In insects the fat body plays a fundamental role in energy metabolism. It is the principal site for storage of both glycogen and triacylglycerol (TG). Physiological mechanisms must operate to accumulate energy stores, either as glycogen or TG, during times of excess energy intake, e.g., during larval development, or to mobilize energy stores during times of need, e.g., flight or starvation. Clearly an understanding of these mechanisms is of fundamental importance in insect biochemistry/physiology, and may provide information useful for the development of insect-specific control strategies.
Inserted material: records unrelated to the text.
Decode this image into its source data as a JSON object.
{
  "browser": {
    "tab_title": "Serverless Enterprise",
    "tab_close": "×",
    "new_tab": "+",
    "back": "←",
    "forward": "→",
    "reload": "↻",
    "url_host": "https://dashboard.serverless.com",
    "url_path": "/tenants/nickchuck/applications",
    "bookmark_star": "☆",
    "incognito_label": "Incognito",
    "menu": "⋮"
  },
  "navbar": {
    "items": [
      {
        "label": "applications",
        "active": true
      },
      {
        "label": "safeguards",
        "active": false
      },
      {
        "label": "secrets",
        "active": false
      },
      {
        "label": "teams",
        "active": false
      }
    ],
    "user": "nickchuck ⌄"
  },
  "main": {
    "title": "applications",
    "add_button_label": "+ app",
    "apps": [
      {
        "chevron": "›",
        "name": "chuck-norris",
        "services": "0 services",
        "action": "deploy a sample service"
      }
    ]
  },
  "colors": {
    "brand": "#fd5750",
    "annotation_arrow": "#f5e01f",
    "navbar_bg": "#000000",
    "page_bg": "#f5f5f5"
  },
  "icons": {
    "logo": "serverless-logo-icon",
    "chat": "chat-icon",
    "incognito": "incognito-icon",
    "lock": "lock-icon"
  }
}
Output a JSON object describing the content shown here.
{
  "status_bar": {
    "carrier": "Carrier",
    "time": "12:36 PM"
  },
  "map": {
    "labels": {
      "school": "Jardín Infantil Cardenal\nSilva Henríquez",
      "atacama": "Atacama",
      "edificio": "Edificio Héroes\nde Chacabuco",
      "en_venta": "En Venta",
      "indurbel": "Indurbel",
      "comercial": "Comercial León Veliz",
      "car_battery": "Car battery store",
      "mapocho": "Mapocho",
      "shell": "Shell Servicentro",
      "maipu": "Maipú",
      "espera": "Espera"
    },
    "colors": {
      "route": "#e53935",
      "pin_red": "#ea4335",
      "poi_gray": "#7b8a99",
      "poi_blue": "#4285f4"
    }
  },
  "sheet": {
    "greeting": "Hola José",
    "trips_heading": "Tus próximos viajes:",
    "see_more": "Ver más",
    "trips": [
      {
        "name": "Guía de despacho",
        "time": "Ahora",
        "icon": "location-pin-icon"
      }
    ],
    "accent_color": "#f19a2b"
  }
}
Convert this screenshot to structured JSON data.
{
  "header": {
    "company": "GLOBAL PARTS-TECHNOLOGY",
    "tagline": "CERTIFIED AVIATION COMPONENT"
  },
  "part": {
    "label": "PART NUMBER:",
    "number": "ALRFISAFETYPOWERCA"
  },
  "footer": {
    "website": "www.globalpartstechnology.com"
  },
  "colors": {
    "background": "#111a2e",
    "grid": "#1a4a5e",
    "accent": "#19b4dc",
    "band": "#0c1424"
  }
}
The long-range goal of this project is to characterize the signal transduction systems involved in glycogen and TG mobilization in insect fat body. In the initial stages of the project the experimental insect will be larvae and adults of M. sexta which exhibit predominately a glycogenolytic effect of AKH in the larval stage and a predominately lipolytic effect of AKH in adults. This means we can study either glycogenolysis or lipolysis depending on which life stage of the insecxt is selected. In the long-range we plan to use the reagents and insights developed from studies on M. sexta to investigate regulation of energy metabolism in the fat body of the mosquito, Aedes aegypti. The specific aims of this proposal re: To characterize the fat body hormone sensitive lipase, and, in particular, to determine the mechanism of it phosphorylation and to test the hypothesis that phosphorylation of the enzyme activates lipolysis because phosphorylation of the enzyme leads to translocation from the cytoplasm to the fat droplet; To determine the pathway for diacylglycerol synthesis in fat body which is activated by lipolysis of the triacylglycerol stores, and to characterize regulation of the pathway; To determine if trehalose synthesis is regulated during glycogenolysis, and, in particular, to test the hypothesis that fructose- 2,6-bisphophate plays an important regulatory role by inhibiting glycolysis and thereby shunting glucose-1-phosphate into trehalose synthesis; To determine the role of the cAMP-dependent protein kinase in regulating glycogenolysis and lipolysis; To determine the relative importance of calcium ion and protein phosphorylation in activating phosphorylase kinase, which is the key enzyme in activating glycogen phosphorylase and, hence, glycogenolysis.

在昆虫中，脂肪体在能量代谢中起着基本作用。 它 是存储糖原和三酰基甘油的主要部位 （TG）。 生理机制必须运行以积累能量存储， 作为糖原或TG，在多余的能量摄入时期，例如 在幼虫发育期间，或在 需要，例如飞行或饥饿。 显然是对这些的理解 机制在昆虫生物化学/生理学中至关重要， 并可能提供有助于开发昆虫特异性的信息 控制策略。 该项目的远程目标是表征信号 参与糖原和TG动员昆虫的转导系统 胖身体。 在项目的初始阶段，实验昆虫 将是M. sexta的幼虫和成年人，主要表现为 AKH在幼虫阶段的糖原解释作用，主要是 AKH在成人中的脂解作用。 这意味着我们可以学习 糖原分解或脂解，具体取决于ISECXT的生命阶段 选择。 在远程中，我们计划使用试剂和见解 从对塞克斯氏菌的研究开发以研究能量的调节 蚊子的脂肪体内的代谢，埃及埃及。 该提案的具体目的是：表征脂肪的身体 激素敏感脂肪酶，特别是确定机制 IT磷酸化并检验的假设是 酶激活脂解是因为酶的磷酸化导致 从细胞质转移到脂肪滴；确定 脂肪体中二酰基甘油合成的途径，这被激活 三酰基甘油储存的脂解，并表征 路径；确定是否调节海藻糖合成 糖原分解，尤其是为了检验果糖 - 2,6-生物磷酸盐通过抑制起着重要的调节作用 糖酵解，从而将葡萄糖1-磷酸分类为海藻糖 合成;确定依赖CAMP的蛋白激酶在 调节糖原分解和脂解；确定亲戚 钙离子和蛋白质磷酸化在激活中的重要性 磷酸化酶激酶，这是激活糖原的关键酶 磷酸化酶，因此，糖原分解。